Something like the Twitter loan is a good pitch for low hanging fruit. Musk is terrible at paying the loan back, Twitter is likely to default one day, but Musk suddenly has direct access to some pretty corrupt as fuck ways to actually pay that loan back. From what I've read in the article, the sell price is something like 90 to 95 cents on the dollar. So not a huge discount, this ain't a fire sale.

But banks might want to offload Musk from their sheets just in case that money is something someone might later investigate. Like that 95 cents on the dollar price is "We think Musk is good for it, but we likely don't actually want his money." So you can make that federal investigation in 2033 someone else's problem, by selling the loan today. The big bank makes about 95% of the original amount back and when Musk goes to pay his loan in Russian Blood Rubles, it'll be to a bank that get investigated that isn't <<insert some large bank that would "NEVER" think to take conflicted money>>.

That's one theory. But there could be something on the horizon. Something that isn't right around the corner, but coming up in the distance that the banks want to have cash on hand for. Usually you see a much larger discount, like 60 cents on the dollar, for "holy shit, this stuff is toxic but we need to offload it discreetly before everyone else wises up."

I don't think point one and three apply to Musk's particular set of loans. But who knows?! Only the bankers do.

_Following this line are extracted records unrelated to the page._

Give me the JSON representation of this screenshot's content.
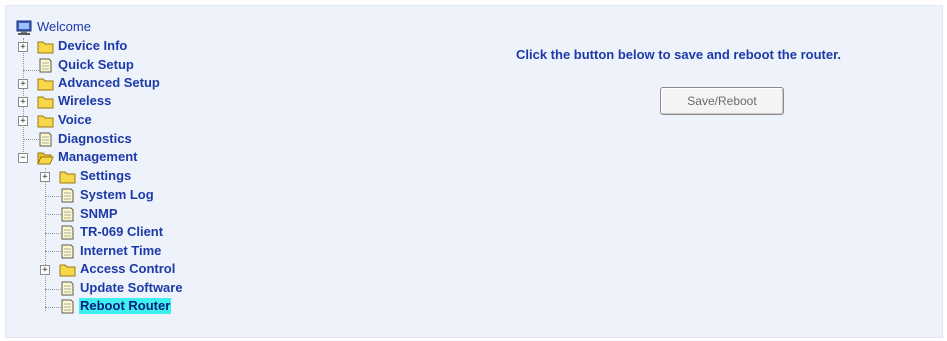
{
  "tree": {
    "root_label": "Welcome",
    "items": [
      {
        "label": "Device Info"
      },
      {
        "label": "Quick Setup"
      },
      {
        "label": "Advanced Setup"
      },
      {
        "label": "Wireless"
      },
      {
        "label": "Voice"
      },
      {
        "label": "Diagnostics"
      },
      {
        "label": "Management"
      },
      {
        "label": "Settings"
      },
      {
        "label": "System Log"
      },
      {
        "label": "SNMP"
      },
      {
        "label": "TR-069 Client"
      },
      {
        "label": "Internet Time"
      },
      {
        "label": "Access Control"
      },
      {
        "label": "Update Software"
      },
      {
        "label": "Reboot Router"
      }
    ],
    "selected_item": "Reboot Router"
  },
  "main": {
    "instruction": "Click the button below to save and reboot the router.",
    "button_label": "Save/Reboot"
  },
  "colors": {
    "link_text": "#1d3aa8",
    "selection_highlight": "#3ff0f0",
    "panel_background": "#eef2fb",
    "folder_yellow": "#f6d84a"
  }
}
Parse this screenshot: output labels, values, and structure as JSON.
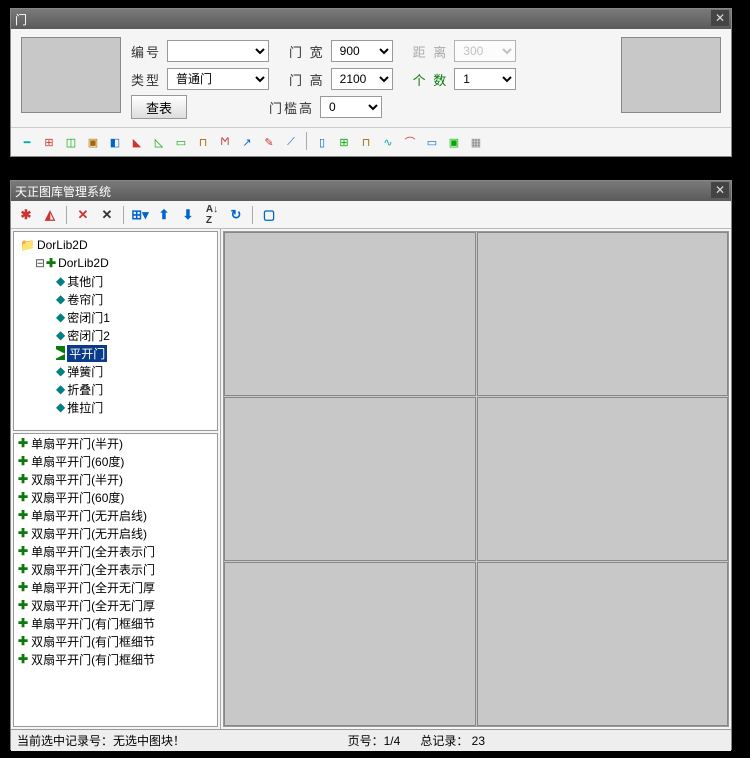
{
  "panel1": {
    "title": "门",
    "labels": {
      "id": "编号",
      "type": "类型",
      "width": "门 宽",
      "height": "门 高",
      "threshold": "门槛高",
      "distance": "距 离",
      "count": "个 数",
      "lookup": "查表"
    },
    "values": {
      "id": "",
      "type": "普通门",
      "width": "900",
      "height": "2100",
      "threshold": "0",
      "distance": "300",
      "count": "1"
    }
  },
  "panel2": {
    "title": "天正图库管理系统",
    "tree": {
      "root": "DorLib2D",
      "sub": "DorLib2D",
      "items": [
        "其他门",
        "卷帘门",
        "密闭门1",
        "密闭门2",
        "平开门",
        "弹簧门",
        "折叠门",
        "推拉门"
      ],
      "selected": "平开门"
    },
    "list": [
      "单扇平开门(半开)",
      "单扇平开门(60度)",
      "双扇平开门(半开)",
      "双扇平开门(60度)",
      "单扇平开门(无开启线)",
      "双扇平开门(无开启线)",
      "单扇平开门(全开表示门",
      "双扇平开门(全开表示门",
      "单扇平开门(全开无门厚",
      "双扇平开门(全开无门厚",
      "单扇平开门(有门框细节",
      "双扇平开门(有门框细节",
      "双扇平开门(有门框细节"
    ],
    "status": {
      "selection": "当前选中记录号：无选中图块！",
      "page": "页号：1/4",
      "total": "总记录：  23"
    }
  }
}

[-] gianni@lemmy.ca 20 points 2 months ago

I’m sorry for being a pedantic loser but you don’t need to use quote/unquote in text form—you can simply put quotes around the word. We use it in speech to convey that a word or phrase is quoted.

I.e. ”someday”

[-] deacon@lemmy.world 10 points 2 months ago

On the one hand, yes.

On the other hand, even if it is unnecessary effort, spelling it out can be a form of rhetorical emphasis distinct from simply putting it in quotes.

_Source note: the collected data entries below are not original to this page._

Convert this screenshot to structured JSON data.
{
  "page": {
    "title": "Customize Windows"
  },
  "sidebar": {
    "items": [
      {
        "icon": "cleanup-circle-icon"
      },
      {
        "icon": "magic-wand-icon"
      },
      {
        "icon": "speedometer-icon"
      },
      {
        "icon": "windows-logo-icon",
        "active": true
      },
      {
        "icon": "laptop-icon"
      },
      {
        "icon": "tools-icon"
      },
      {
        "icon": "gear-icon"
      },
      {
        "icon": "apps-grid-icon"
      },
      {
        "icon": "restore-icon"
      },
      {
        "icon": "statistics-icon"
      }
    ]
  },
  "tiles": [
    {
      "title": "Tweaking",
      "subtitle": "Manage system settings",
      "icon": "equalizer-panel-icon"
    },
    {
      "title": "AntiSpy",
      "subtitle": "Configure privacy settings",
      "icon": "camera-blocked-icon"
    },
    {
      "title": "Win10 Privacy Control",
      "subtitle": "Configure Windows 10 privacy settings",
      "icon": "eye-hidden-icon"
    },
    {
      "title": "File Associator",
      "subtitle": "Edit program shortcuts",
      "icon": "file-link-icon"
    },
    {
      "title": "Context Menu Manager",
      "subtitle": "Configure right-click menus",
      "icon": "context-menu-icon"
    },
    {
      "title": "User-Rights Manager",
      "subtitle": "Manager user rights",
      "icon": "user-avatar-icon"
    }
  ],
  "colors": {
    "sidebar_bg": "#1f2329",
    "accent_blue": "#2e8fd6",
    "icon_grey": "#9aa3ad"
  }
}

[-] manicdave@feddit.uk 7 points 2 months ago

My theory is more based on vibes and multiple continuous layoffs from the majority companies over the last few years.

The only thing that we can be pretty much certain on is that the banks think twitter is overvalued and think other Investors see it as undervalued.

[-] Transform2942@lemmy.ml 12 points 2 months ago

Hard to say right now. The article suggests that the banks are just trying to free up cash on their balance sheets. However, this could instead be an indication that they are looking for a "bigger fool" to take the losses. I personally think the bottom won't fall out of Xitter until the tesla share price crashes. Elon bought some time with credulous fools with the ridiculous cybercab demo, but that can't last forever. At that point I think the only question is whether SpaceX gets pulled down with all the rest of the musk ventures

[-] GrumpyDuckling@sh.itjust.works 7 points 2 months ago

If he has a falling out with Trump, he's toast.

[-] phdepressed@sh.itjust.works 6 points 2 months ago

Trump is greedy it'll take a lot for him to fall out with his main cash cow.

[-] CircuitGuy@lemmy.world 3 points 2 months ago

I wish it said what the effective yield will be for bond purchases if they sell for the expected price. Is that yield consistent with other bonds with similar ratings?